Em 2010, Luciana Maidana e Lídia Guterres conseguiram adotar 2 crianças após decisão do STJ. Agora, são reconhecidas como família

Daniel Cassol, iG Rio Grande do Sul |

A psicóloga Luciana Maidana foi pega de surpresa pelo telefonema do repórter. Já a companheira  estava ligada na internet e na televisão, desde o dia anterior, para acompanhar o julgamento do Supremo Tribunal Federal (STF), que reconheceu nesta quinta as uniões homossexuais como entidades familiares. “É um avanço espetacular”, comemora a fisioterapeuta Lídia.

Moradoras da cidade gaúcha de Bagé, Luciana e Lídia formam um casal gay que obteve uma conquista histórica na Justiça e se sente parte da vitória obtida nesta quinta no Supremo. Em abril do ano passado, o Superior Tribunal de Justiça (STJ) reconheceu Luciana e Lídia legalmente como mães adotivas de dois meninos de sete e oito anos. Foi a primeira vez que um tribunal superior reconheceu esse direito no Brasil.

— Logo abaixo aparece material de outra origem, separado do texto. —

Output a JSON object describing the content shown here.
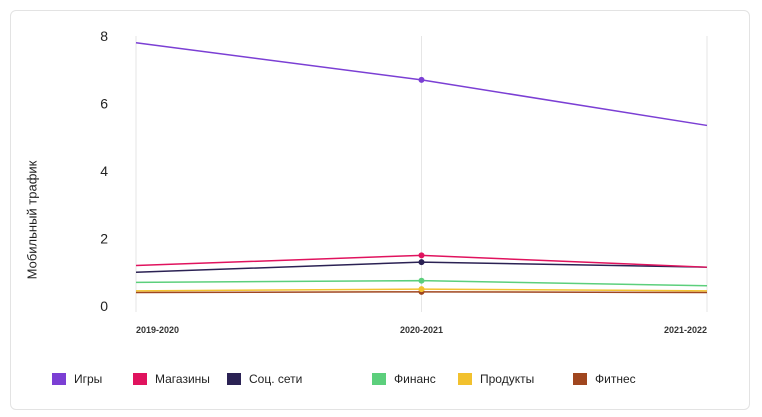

Juntas há quase 15 anos, elas haviam adotado as crianças ainda recém-nascidas. Oficialmente, porém, apenas Luciana era reconhecida como mãe adotiva. Nesta quinta, ao ser informada da decisão do STF, que por 10 votos a zero equiparou à entidade familiar as uniões homoafetivas, Luciana celebrou.

“Eu nem sabia, para falar a verdade. A adoção dos guris já tinha sido uma bênção para nós, porque fomos as pioneiras. Somos uma família, mas uma família diferente”, disse a psicóloga de 36 anos. Depois da decisão do STJ, Lídia e Luciana adotaram uma menina, que hoje tem um ano e quatro meses.

Ao contrário da companheira, Lídia aguardava há dias o julgamento do STF. Nos últimos dois dias, ela ficou grudada na internet e na televisão, acompanhando a defesa das entidades e o voto dos ministros, que acabaram por reconhecer que as regras do Código Civil valem também para os casais homossexuais.

“É um avanço espetacular”, comemorou Lídia. “Foi uma conquista de uma parcela da sociedade que vivia à margem dos direitos civis. Agora, passamos a ser reconhecidas como uma família”, completou.